I first realized the scale and scope of digital book piracy back in 2009 when I heard researcher Gabriella Coleman describe the then-exploding DIY book-scanning scene. She described projects like the BookLiberator, which allow for rapid scanning of analogue books, with or without the permission of copyright holders.
But now, as e-book readers, tablets, and digital bookstores have become more commonplace, some pirates have switched tactics. Rather than manually scan physical books, some pirates download original e-book files from paid sources, then remove the digital locks.
It’s difficult to put hard numbers of the scale of e-book piracy. O’Leary says that while it’s simple to assess the instances of piracy for a given publisher or series of titles, getting accurate numbers for the entire industry is much harder.
Hundreds of thousands of new books are published every year in North America. Tracking them all would be a monumental task. But O’Leary says the overall trend is clear.
“There’s no ambiguity that more book files are available on the internet now than there have been in the past. That’s partly a function of there being more digital book files, and also that there are more e-book readers. But that’s not necessarily synonymous with an impact on the business of publishing.”
O’Leary makes the distinction between the instances of e-book piracy (the number of pirated e-book files available for download) and the impact of e-book piracy (the actual effect on the business of publishing). For O’Leary, the two are related, but different. He says that one way to measure impact is to pick a book, wait for it to be pirated, and then compare sales before and after.
Back in 2009, O’Leary did this for one publisher, O’Reilly Media, which publishes technical books. Surprisingly, he found that sales actually increased after their books showed up on pirate sites. Piracy seems to have boosted sales. O’Leary says people may have been using the pirated editions to sample books before they actually opened up their wallets.
This is just one example, and we shouldn’t extrapolate one publisher’s experience to the whole publishing industry. A technical book is different from a romance novel, which is different than a history textbook. But it goes to show: though e-book piracy is on the rise, it doesn’t necessarily come at the expense of legit e-book sales.
Publishers need more research (and more nuanced research) about the impact of book piracy in order to have a more informed perspective on how to approach it.
People pirate for many reasons. Some do it simply for the love of pirating. Some people amass large collections of movies and music and books that they may never watch, listen to, or read. Others pirate because they feel they simply can’t afford to pay. These types of pirates are probably the hardest to convert into paying customers.
But there are also people who pirate because legit, paid options aren’t available to them. When it comes to books, movies and TV, increasingly, people want what they want when they want it. The lack of a legitimate paid option can turn willing customers towards piracy. According to Brian O’Leary, “Piracy really is the consequence of not meeting consumer demand.”

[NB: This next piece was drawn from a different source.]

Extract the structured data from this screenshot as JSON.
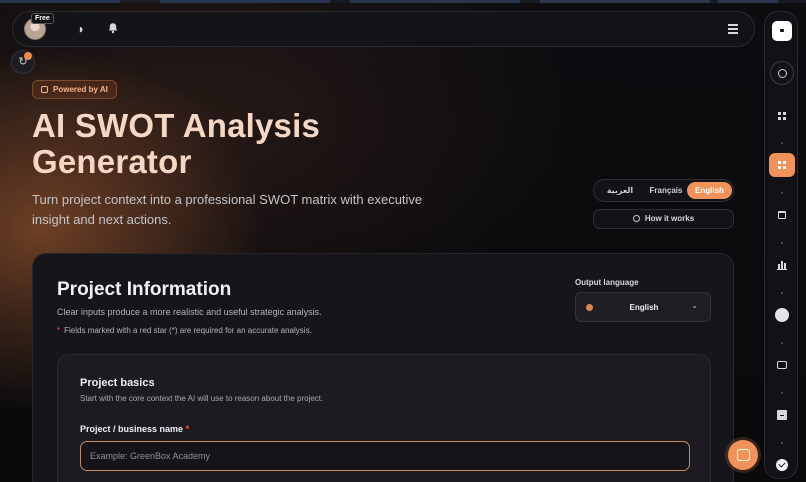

So, if book publishers want to avoid some of the piracy issues that have plagued the music, movie, and television industries, what should they do?
It seems to me that they need to better understand the real impact of piracy. They need to understand the motivations behind piracy, and they need to address the appetites of underserved customers.
“I think the average consumer cares about getting the content that they want, when they want it, in the format that they want, without a lot of overhead, at a reasonable price,” says Brian O’Leary. “I think that publishers who realize that and organize their work and their publishing strategies to address those needs are going to succeed.”
E-books, both purchased and pirated, are on a serious uptick. The challenges around piracy are huge, but so are the opportunities.